During Pritchard’s year of research, the "Cinderella story" of Virginia Galvin Piper began to emerge for her.

It started with a chance meeting in a doctor's office:

“When forty-nine-year-old Paul V. Galvin walked into Dr. Greenwood’s office in the Pittsfield Building on Wabash and Washington in Chicago in the fall of 1944, the medical receptionist who greeted him could never have guessed that this man would transform her future,” Pritchard wrote.

"Nor could Paul have guessed the happiness Virginia would bring him after years of hard-won public success and a steady accumulation of personal sorrows.”

Not surprisingly, Pritchard formed a bond with Virginia as her research and writing began and continued.

Pritchard is often asked which of the stories about Virginia is her favorite. Pritchard has two.

"One is the story of Virginia Piper surprising her first husband, Paul Galvin, on Christmas Eve, 1948. She had quietly undergone conversion to the Catholic faith without him knowing, and in church that night, her Christmas gift to him was to stand up and walk beside him to receive communion, whispering, 'Happy Christmas, Darling,'" Pritchard noted in the Piper newsletter.

"The second story concerns a young medical student Virginia took a CPR class from, after her second husband, Ken Piper died. The student instructor failed her in the course, yet they became friends, and she financed his years of medical school. In her final illness, Dr. Jim Dearing, her friend, was her attending physician. The young man she had believed in and helped through medical school, was with her at the end."

Pritchard also is asked what she learned from the life of Virginia Galvin Piper.

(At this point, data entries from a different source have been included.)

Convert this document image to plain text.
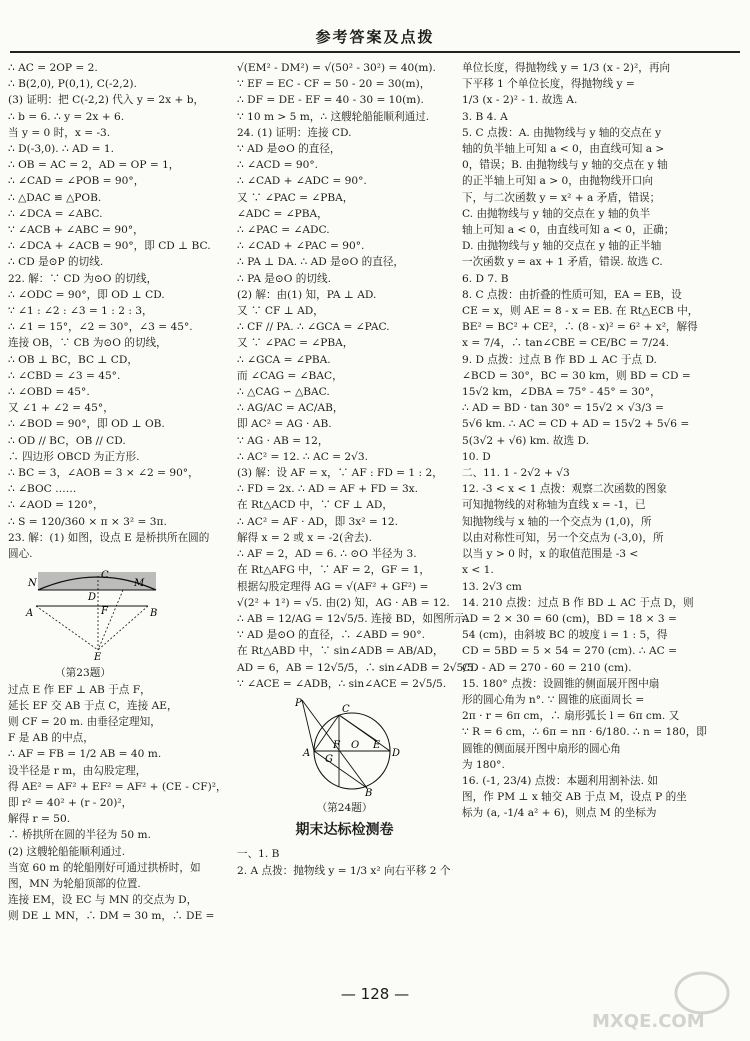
参考答案及点拨
∴ AC = 2OP = 2.
∴ B(2,0), P(0,1), C(-2,2).
(3) 证明：把 C(-2,2) 代入 y = 2x + b，
∴ b = 6. ∴ y = 2x + 6.
当 y = 0 时，x = -3.
∴ D(-3,0). ∴ AD = 1.
∴ OB = AC = 2，AD = OP = 1，
∴ ∠CAD = ∠POB = 90°，
∴ △DAC ≌ △POB.
∴ ∠DCA = ∠ABC.
∵ ∠ACB + ∠ABC = 90°，
∴ ∠DCA + ∠ACB = 90°，即 CD ⊥ BC.
∴ CD 是⊙P 的切线.
22. 解：∵ CD 为⊙O 的切线，
∴ ∠ODC = 90°，即 OD ⊥ CD.
∵ ∠1 : ∠2 : ∠3 = 1 : 2 : 3，
∴ ∠1 = 15°，∠2 = 30°，∠3 = 45°.
连接 OB，∵ CB 为⊙O 的切线，
∴ OB ⊥ BC，BC ⊥ CD，
∴ ∠CBD = ∠3 = 45°.
∴ ∠OBD = 45°.
又 ∠1 + ∠2 = 45°，
∴ ∠BOD = 90°，即 OD ⊥ OB.
∴ OD // BC，OB // CD.
∴ 四边形 OBCD 为正方形.
∴ BC = 3，∠AOB = 3 × ∠2 = 90°，
∴ ∠BOC ……
∴ ∠AOD = 120°，
∴ S = 120/360 × π × 3² = 3π.
23. 解：(1) 如图，设点 E 是桥拱所在圆的
圆心.
N
C
M
D
F
A	B
E
（第23题）
过点 E 作 EF ⊥ AB 于点 F，
延长 EF 交 AB 于点 C，连接 AE，
则 CF = 20 m. 由垂径定理知，
F 是 AB 的中点，
∴ AF = FB = 1/2 AB = 40 m.
设半径是 r m，由勾股定理，
得 AE² = AF² + EF² = AF² + (CE - CF)²，
即 r² = 40² + (r - 20)²，
解得 r = 50.
∴ 桥拱所在圆的半径为 50 m.
(2) 这艘轮船能顺利通过.
当宽 60 m 的轮船刚好可通过拱桥时，如
图，MN 为轮船顶部的位置.
连接 EM，设 EC 与 MN 的交点为 D，
则 DE ⊥ MN，∴ DM = 30 m，∴ DE =
√(EM² - DM²) = √(50² - 30²) = 40(m).
∵ EF = EC - CF = 50 - 20 = 30(m)，
∴ DF = DE - EF = 40 - 30 = 10(m).
∵ 10 m > 5 m，∴ 这艘轮船能顺利通过.
24. (1) 证明：连接 CD.
∵ AD 是⊙O 的直径，
∴ ∠ACD = 90°.
∴ ∠CAD + ∠ADC = 90°.
又 ∵ ∠PAC = ∠PBA，
∠ADC = ∠PBA，
∴ ∠PAC = ∠ADC.
∴ ∠CAD + ∠PAC = 90°.
∴ PA ⊥ DA. ∴ AD 是⊙O 的直径，
∴ PA 是⊙O 的切线.
(2) 解：由(1) 知，PA ⊥ AD.
又 ∵ CF ⊥ AD，
∴ CF // PA. ∴ ∠GCA = ∠PAC.
又 ∵ ∠PAC = ∠PBA，
∴ ∠GCA = ∠PBA.
而 ∠CAG = ∠BAC，
∴ △CAG ∽ △BAC.
∴ AG/AC = AC/AB，
即 AC² = AG · AB.
∵ AG · AB = 12，
∴ AC² = 12. ∴ AC = 2√3.
(3) 解：设 AF = x，∵ AF : FD = 1 : 2，
∴ FD = 2x. ∴ AD = AF + FD = 3x.
在 Rt△ACD 中，∵ CF ⊥ AD，
∴ AC² = AF · AD，即 3x² = 12.
解得 x = 2 或 x = -2(舍去).
∴ AF = 2，AD = 6. ∴ ⊙O 半径为 3.
在 Rt△AFG 中，∵ AF = 2，GF = 1，
根据勾股定理得 AG = √(AF² + GF²) =
√(2² + 1²) = √5. 由(2) 知，AG · AB = 12.
∴ AB = 12/AG = 12√5/5. 连接 BD，如图所示.
∵ AD 是⊙O 的直径，∴ ∠ABD = 90°.
在 Rt△ABD 中，∵ sin∠ADB = AB/AD，
AD = 6，AB = 12√5/5，∴ sin∠ADB = 2√5/5.
∵ ∠ACE = ∠ADB，∴ sin∠ACE = 2√5/5.
P
C
A
G
F O E
D
B
（第24题）
期末达标检测卷
一、1. B
2. A 点拨：抛物线 y = 1/3 x² 向右平移 2 个
单位长度，得抛物线 y = 1/3 (x - 2)²，再向
下平移 1 个单位长度，得抛物线 y =
1/3 (x - 2)² - 1. 故选 A.
3. B 4. A
5. C 点拨：A. 由抛物线与 y 轴的交点在 y
轴的负半轴上可知 a < 0，由直线可知 a >
0，错误；B. 由抛物线与 y 轴的交点在 y 轴
的正半轴上可知 a > 0，由抛物线开口向
下，与二次函数 y = x² + a 矛盾，错误；
C. 由抛物线与 y 轴的交点在 y 轴的负半
轴上可知 a < 0，由直线可知 a < 0，正确；
D. 由抛物线与 y 轴的交点在 y 轴的正半轴
一次函数 y = ax + 1 矛盾，错误. 故选 C.
6. D 7. B
8. C 点拨：由折叠的性质可知，EA = EB，设
CE = x，则 AE = 8 - x = EB. 在 Rt△ECB 中，
BE² = BC² + CE²，∴ (8 - x)² = 6² + x²，解得
x = 7/4，∴ tan∠CBE = CE/BC = 7/24.
9. D 点拨：过点 B 作 BD ⊥ AC 于点 D.
∠BCD = 30°，BC = 30 km，则 BD = CD =
15√2 km，∠DBA = 75° - 45° = 30°，
∴ AD = BD · tan 30° = 15√2 × √3/3 =
5√6 km. ∴ AC = CD + AD = 15√2 + 5√6 =
5(3√2 + √6) km. 故选 D.
10. D
二、11. 1 - 2√2 + √3
12. -3 < x < 1 点拨：观察二次函数的图象
可知抛物线的对称轴为直线 x = -1，已
知抛物线与 x 轴的一个交点为 (1,0)，所
以由对称性可知，另一个交点为 (-3,0)，所
以当 y > 0 时，x 的取值范围是 -3 <
x < 1.
13. 2√3 cm
14. 210 点拨：过点 B 作 BD ⊥ AC 于点 D，则
AD = 2 × 30 = 60 (cm)，BD = 18 × 3 =
54 (cm)，由斜坡 BC 的坡度 i = 1 : 5，得
CD = 5BD = 5 × 54 = 270 (cm). ∴ AC =
CD - AD = 270 - 60 = 210 (cm).
15. 180° 点拨：设圆锥的侧面展开图中扇
形的圆心角为 n°. ∵ 圆锥的底面周长 =
2π · r = 6π cm，∴ 扇形弧长 l = 6π cm. 又
∵ R = 6 cm，∴ 6π = nπ · 6/180. ∴ n = 180，即
圆锥的侧面展开图中扇形的圆心角
为 180°.
16. (-1, 23/4) 点拨：本题利用割补法. 如
图，作 PM ⊥ x 轴交 AB 于点 M，设点 P 的坐
标为 (a, -1/4 a² + 6)，则点 M 的坐标为
— 128 —
MXQE.COM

She says, "I’ve learned what a tremendous impact Virginia Piper had and still has upon people, both personally and philanthropically.

"I learned by her example that one person saying an active 'yes' to God can uplift and inspire countless others, that what you choose to do with the gift of your own life matters a great deal.

"And I learned that joy, a spirit of fun, does not contradict a life of faith or good works, that in fact true joy and cheerfulness spring from these."